Chrisitie's will be offering at auction in Paris on 27 September 2012, following a pre-sale public exhibition from 11 to 26 (except on Sundays) of the same month, The Collection of Hélène Rochas, also known as ‘la belle Hélène’ or ‘la belle Madame Rochas’.
 The collection comprises art works from the Modern and Post-War eras; exquisite examples from the Art Deco period, important furniture and European objets d’art as well as Old Master and 19th century paintings and drawings.

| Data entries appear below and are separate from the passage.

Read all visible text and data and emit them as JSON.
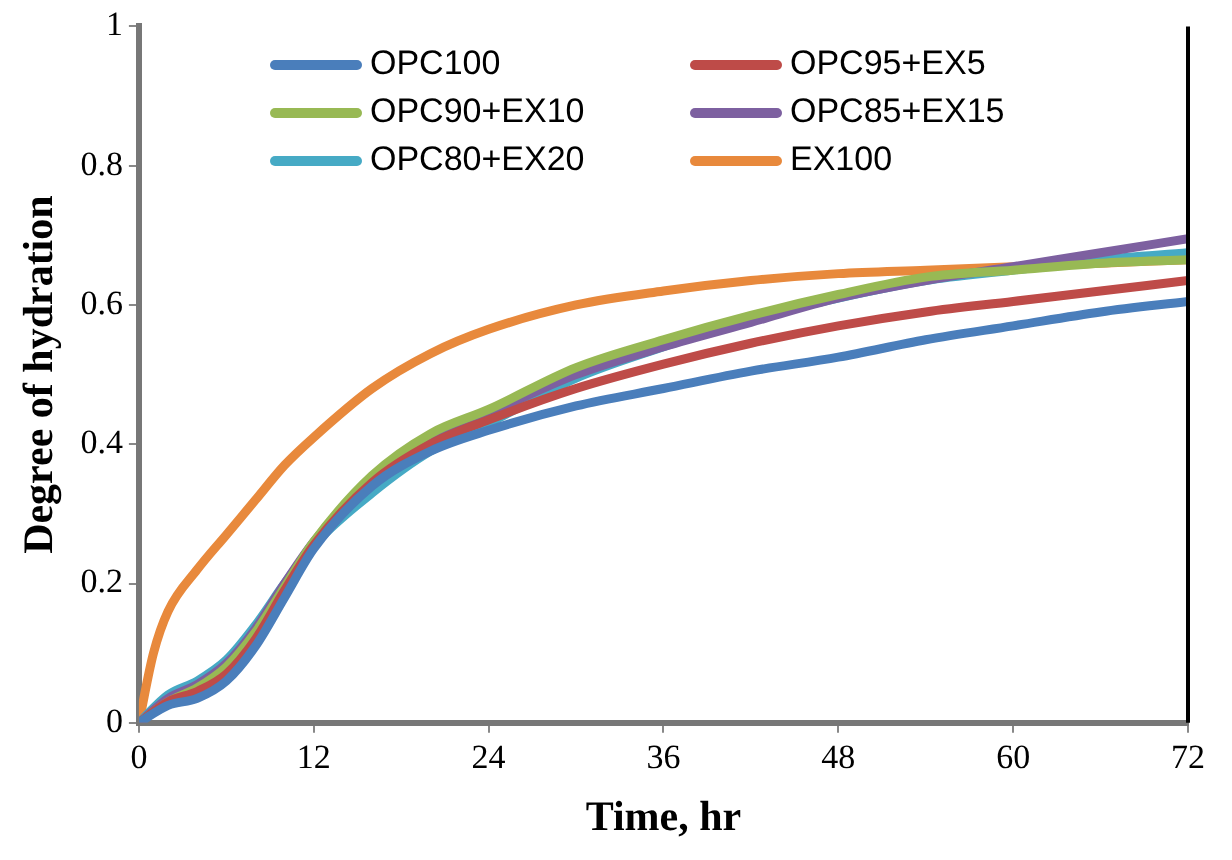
{
  "chart_data": {
    "type": "line",
    "xlabel": "Time, hr",
    "ylabel": "Degree of hydration",
    "x": [
      0,
      2,
      4,
      6,
      8,
      10,
      12,
      16,
      20,
      24,
      30,
      36,
      42,
      48,
      54,
      60,
      66,
      72
    ],
    "xlim": [
      0,
      72
    ],
    "xticks": [
      0,
      12,
      24,
      36,
      48,
      60,
      72
    ],
    "ylim": [
      0,
      1
    ],
    "yticks": [
      0,
      0.2,
      0.4,
      0.6,
      0.8,
      1
    ],
    "grid": false,
    "legend": "top",
    "marker": "none",
    "line_style": "solid",
    "series": [
      {
        "name": "OPC100",
        "color": "#4a7ebb",
        "values": [
          0,
          0.025,
          0.035,
          0.06,
          0.11,
          0.18,
          0.25,
          0.34,
          0.39,
          0.42,
          0.455,
          0.48,
          0.505,
          0.525,
          0.55,
          0.57,
          0.59,
          0.605
        ]
      },
      {
        "name": "OPC95+EX5",
        "color": "#be4b48",
        "values": [
          0,
          0.03,
          0.045,
          0.07,
          0.12,
          0.19,
          0.255,
          0.345,
          0.4,
          0.435,
          0.48,
          0.515,
          0.545,
          0.57,
          0.59,
          0.605,
          0.62,
          0.635
        ]
      },
      {
        "name": "OPC90+EX10",
        "color": "#98b954",
        "values": [
          0,
          0.03,
          0.05,
          0.08,
          0.13,
          0.195,
          0.26,
          0.355,
          0.415,
          0.45,
          0.51,
          0.55,
          0.585,
          0.615,
          0.64,
          0.65,
          0.66,
          0.665
        ]
      },
      {
        "name": "OPC85+EX15",
        "color": "#7d60a0",
        "values": [
          0,
          0.035,
          0.055,
          0.085,
          0.135,
          0.2,
          0.26,
          0.35,
          0.41,
          0.445,
          0.5,
          0.54,
          0.575,
          0.61,
          0.635,
          0.655,
          0.675,
          0.695
        ]
      },
      {
        "name": "OPC80+EX20",
        "color": "#46aac5",
        "values": [
          0,
          0.04,
          0.06,
          0.09,
          0.14,
          0.2,
          0.255,
          0.33,
          0.39,
          0.43,
          0.495,
          0.54,
          0.58,
          0.61,
          0.635,
          0.65,
          0.665,
          0.675
        ]
      },
      {
        "name": "EX100",
        "color": "#e8893c",
        "x": [
          0,
          1,
          2,
          4,
          6,
          8,
          10,
          12,
          16,
          20,
          24,
          30,
          36,
          42,
          48,
          54,
          60,
          66,
          72
        ],
        "values": [
          0,
          0.1,
          0.16,
          0.22,
          0.27,
          0.32,
          0.37,
          0.41,
          0.48,
          0.53,
          0.565,
          0.6,
          0.62,
          0.635,
          0.645,
          0.65,
          0.655,
          0.66,
          0.665
        ]
      }
    ]
  }
}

 Set aside from the big aristocratic collections as well as from those amassed by the French financial and industrial bourgeoisie,  Rochas' preferences were influenced by wealthy foreigners, aesthetes, and collectors who followed the examples of Carlos de Beistegui, Arturo Lopez-Willshaw, Antenor Patiño or even took inspiration from the more modern tastes of Eugénia Errázuriz and Cole Porter.

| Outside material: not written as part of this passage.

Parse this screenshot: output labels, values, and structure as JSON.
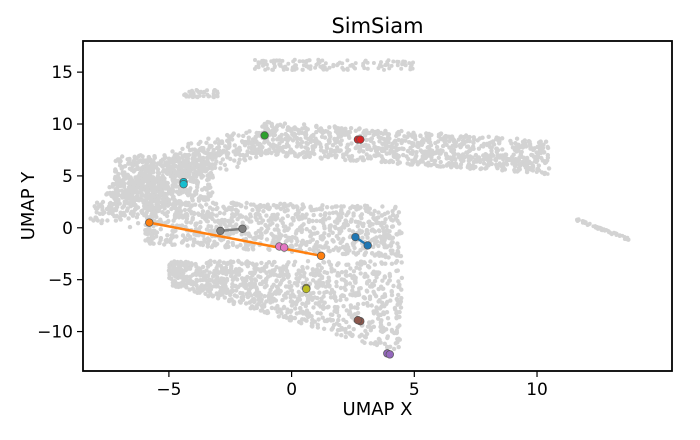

Alongside her friends Yves Saint-Laurent and Pierre Bergé, Hélène Rochas was one of the first to start an important Art Deco collection. Among the acquired artworks and objects, now to be offered at auction, are a torchère serpent, created by Edouard Marcel Sandoz in 1931 (estimate: €25,000-30,000); a floor lamp by Edgar Brandt & Daum (estimate: €40,000-60,000), Deux masques, circa 1925 by Jean Lambert-Rucki and inlayed with egg shell by Jean Dunand (estimate: €60,000-80,000), as well as four works by Diego Giacometti, led by a Berceau coffee-table circa 1963 (estimate: €60,000-80,000). She explained she found a “dreamlike potential” in the period.

An important sale of her Art Deco collection was organised at Christie’s Monaco in 1990.

 In 1974, while living in New York, she commissioned four portraits by Andy Warhol (each estimated at €200,000-300,000), and also acquired Ben Nicholson’s 1933 abstract painting "Fiddle and Spanish Guitar", a testimony to the Abstract movements that led the 1930s art scene (estimate: €300,000-500,000). This work was displayed in her Paris apartment facing a striking Neoclassical sofa previously owned by Arturo Lopez-Willshaw, who had acquired it at the age of just 16 (estimate: €12,000-18,000). It was flanked with a pair neoclassical ormolu and lac burgaute candelabras, from Harewood Castle in England (estimate: €100,000-150,000).

 A magnificent 151 x 94 cm life-size Portrait of Lucien Guitry by Edouard Vuillard (estimate: €150,000-250,000), which was featured as number 303 in the Vuillard retrospective at the Grand Palais, Paris September 2003-January 2004, dominated the entrance hall of her Parisian apartment on rue Barbet de Jouy, in the elegant 7th arrondissement.
 The living room was presided over by Braunes Schweigen, a 1925 oil painting by Wassily Kandinsky, which hung above a sofa (estimate: €1,5 million-2 million). A large 1954 terracotta vase by Picasso (estimate: €40,000-60,000) stood on one of a pair of Neoclassical side tables (estimate: €80,000-120,000).

The petit salon was the area where Madame Rochas hosted friends and guests, presenting them with a large Balthus painting, Japanese woman with red table, 1967-76, which hung over the entire wall (estimate: €3 million-5 million; dimensions: 144 x 192.2 cm). The work represents Setsuko Ideta, the painter’s second wife, whom he met in Rome, after he was appointed director of the Academy of France at the Villa Medici, and married in 1967. This relationship had a considerable influence on his art, and Setsuko became his muse, adopting a traditional Far-Eastern style. In the same room, above the fire-place sat an important flower bouquet by Jean Fautrier (estimate: €60,000-80,000) once part of the André Malraux Collection.

 Both the exhbition and sale will take place at Christie’s, 9 avenue Matignon 75008 Paris.
 The Collection of Hélène Rochas (sale 3538) is estimated to realise 8 million euros.